Professors subscribing to the service submit papers to be scanned for unoriginal material. The papers are then automatically archived in the Web site's database. Because TurnItIn offers to send professors complete copies of works that it identifies as the sources of plagiarized material, papers can be accessed without their authors ever receiving compensation or even notification of when and by whom their paper is being read.
At Geneseo, the decision to use or not use anti-plagiarism technology is left up to individual professors.
Dr. Robert Goeckel, a political-science professor who uses TurnItIn, said that the site's services are useful not just to catch academic dishonesty but also as a deterrent and even as a diagnostic tool to highlight an overabundance of direct quotes and other stylistic issues.
"TurnItIn is effective to the extent that it is utilized universally on campuses," he said, noting that many subjects and literary works lend themselves to only a finite amount of paper topics.

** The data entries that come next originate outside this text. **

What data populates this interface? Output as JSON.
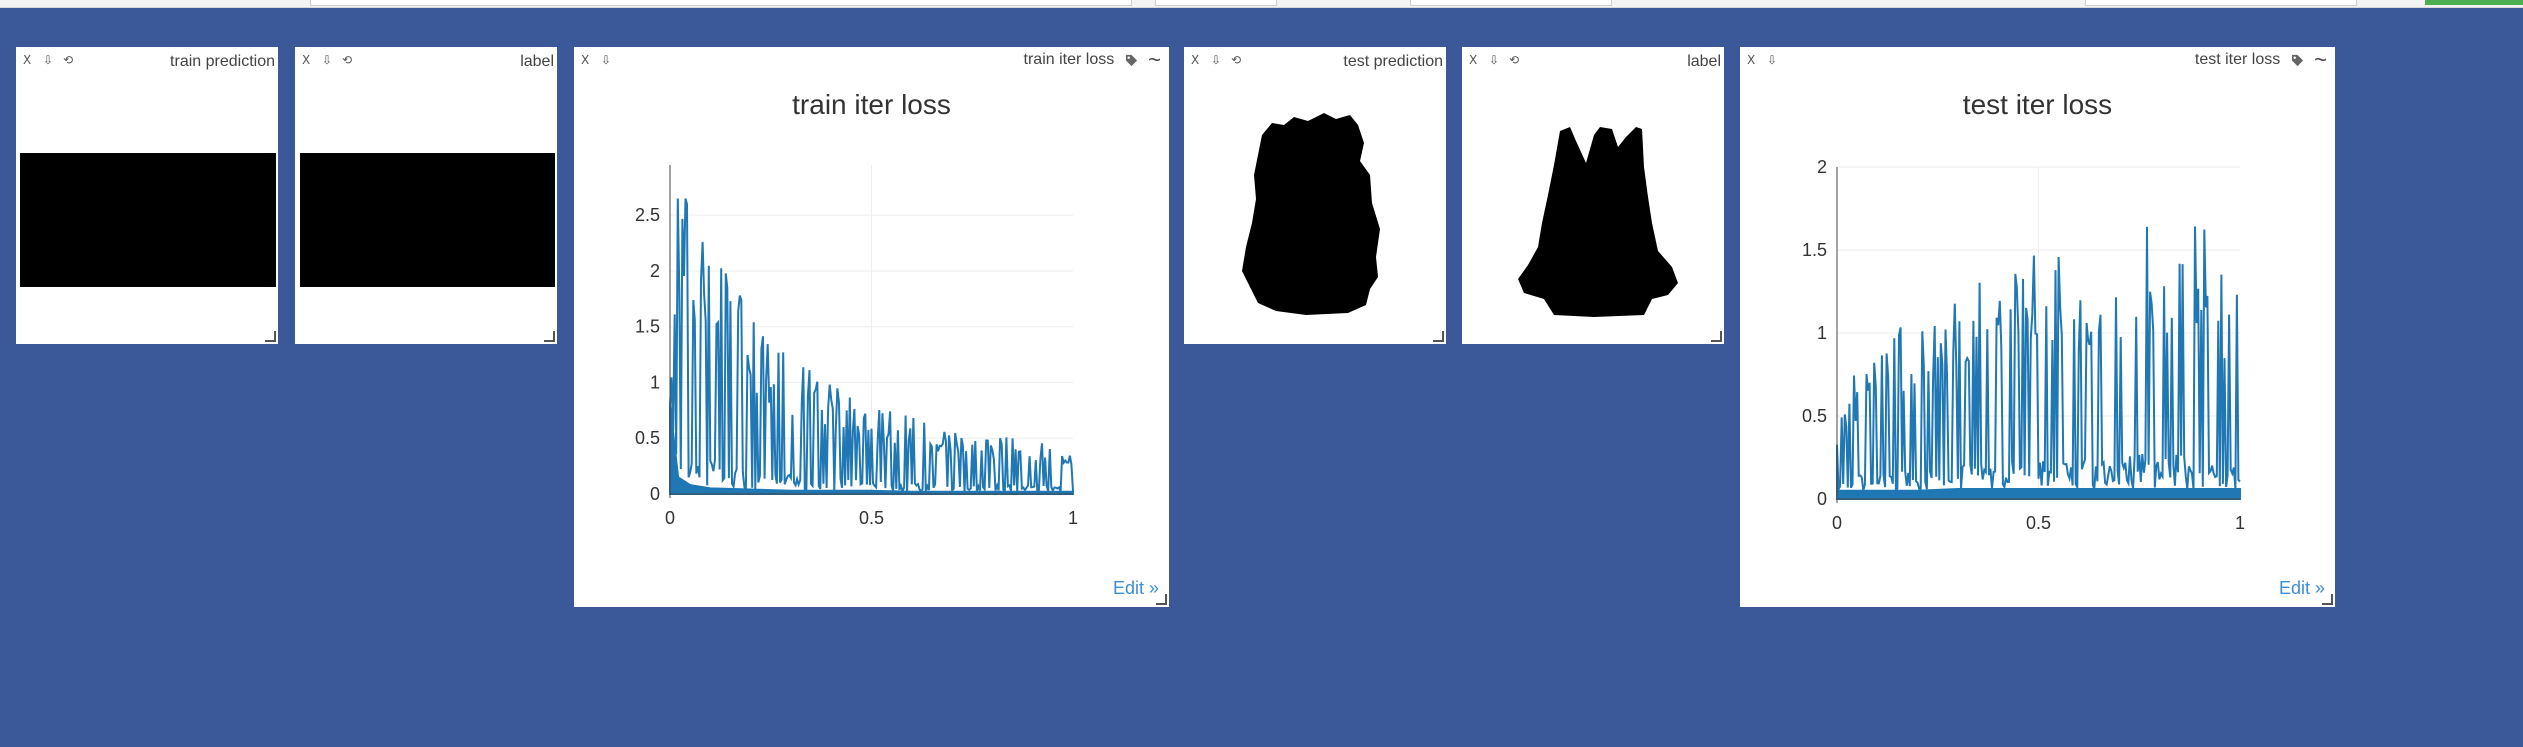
{
  "panes": {
    "train_prediction": {
      "title": "train prediction",
      "close": "X",
      "download": "⇩",
      "reset": "⟲"
    },
    "train_label": {
      "title": "label",
      "close": "X",
      "download": "⇩",
      "reset": "⟲"
    },
    "test_prediction": {
      "title": "test prediction",
      "close": "X",
      "download": "⇩",
      "reset": "⟲"
    },
    "test_label": {
      "title": "label",
      "close": "X",
      "download": "⇩",
      "reset": "⟲"
    },
    "train_loss": {
      "title": "train iter loss",
      "close": "X",
      "download": "⇩",
      "icons": [
        "tag-icon",
        "smoothing-icon"
      ],
      "tilde": "~",
      "edit": "Edit »"
    },
    "test_loss": {
      "title": "test iter loss",
      "close": "X",
      "download": "⇩",
      "icons": [
        "tag-icon",
        "smoothing-icon"
      ],
      "tilde": "~",
      "edit": "Edit »"
    }
  },
  "colors": {
    "background": "#3b5998",
    "series": "#1f77b4",
    "link": "#3b8ed8",
    "status_green": "#4caf50"
  },
  "chart_data": [
    {
      "type": "line",
      "title": "train iter loss",
      "xlabel": "",
      "ylabel": "",
      "xlim": [
        0,
        1
      ],
      "ylim": [
        0,
        2.95
      ],
      "xticks": [
        "0",
        "0.5",
        "1"
      ],
      "yticks": [
        "0",
        "0.5",
        "1",
        "1.5",
        "2",
        "2.5"
      ],
      "grid": true,
      "series": [
        {
          "x": [
            0,
            0.02,
            0.05,
            0.1,
            0.2,
            0.3,
            0.4,
            0.5,
            0.6,
            0.7,
            0.8,
            0.9,
            1.0
          ],
          "envelope": [
            0.8,
            2.8,
            2.8,
            2.3,
            1.6,
            1.25,
            0.98,
            0.82,
            0.7,
            0.6,
            0.53,
            0.49,
            0.45
          ],
          "baseline": [
            0.8,
            0.15,
            0.08,
            0.05,
            0.04,
            0.03,
            0.03,
            0.03,
            0.02,
            0.02,
            0.02,
            0.02,
            0.02
          ]
        }
      ]
    },
    {
      "type": "line",
      "title": "test iter loss",
      "xlabel": "",
      "ylabel": "",
      "xlim": [
        0,
        1
      ],
      "ylim": [
        0,
        2
      ],
      "xticks": [
        "0",
        "0.5",
        "1"
      ],
      "yticks": [
        "0",
        "0.5",
        "1",
        "1.5",
        "2"
      ],
      "grid": true,
      "series": [
        {
          "x": [
            0,
            0.05,
            0.1,
            0.2,
            0.3,
            0.4,
            0.5,
            0.6,
            0.7,
            0.76,
            0.8,
            0.88,
            0.9,
            1.0
          ],
          "envelope": [
            0.55,
            0.8,
            0.95,
            1.1,
            1.25,
            1.4,
            1.5,
            1.55,
            1.6,
            1.85,
            1.65,
            1.9,
            1.7,
            1.35
          ],
          "baseline": [
            0.05,
            0.05,
            0.05,
            0.05,
            0.06,
            0.06,
            0.06,
            0.06,
            0.06,
            0.06,
            0.06,
            0.06,
            0.06,
            0.06
          ]
        }
      ]
    }
  ]
}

English department Chair Dr. Richard Finkelstein said that while anti-plagiarism sites are "crucial" to academia, he does not think that every single paper must or should be run through the software.
"It's usually pretty easy to tell a plagiarized paper…most professors aren't going to go to a Web site unless they already suspect something," he said.
He suggested that the sites could be used to prove plagiarism in already questionable papers rather than detect it, a method that would diminish much of the controversy.
Vice President of Student and Campus Life Dr. Robert Bonfiglio is concerned over the site.
"As a student, I would not feel comfortable turning over my intellectual property to some company to put in a massive database," he said.
Students had mixed views on the issue
"It's wrong to cheat, but I don't know if it [detecting cheating] is worth violations of privacy," said freshman Kevin Trova.
Freshman Elizabeth Hoffman voiced her support for the sites.
"I think they're good because students just pass their papers around…it's good for professors to be using," she said.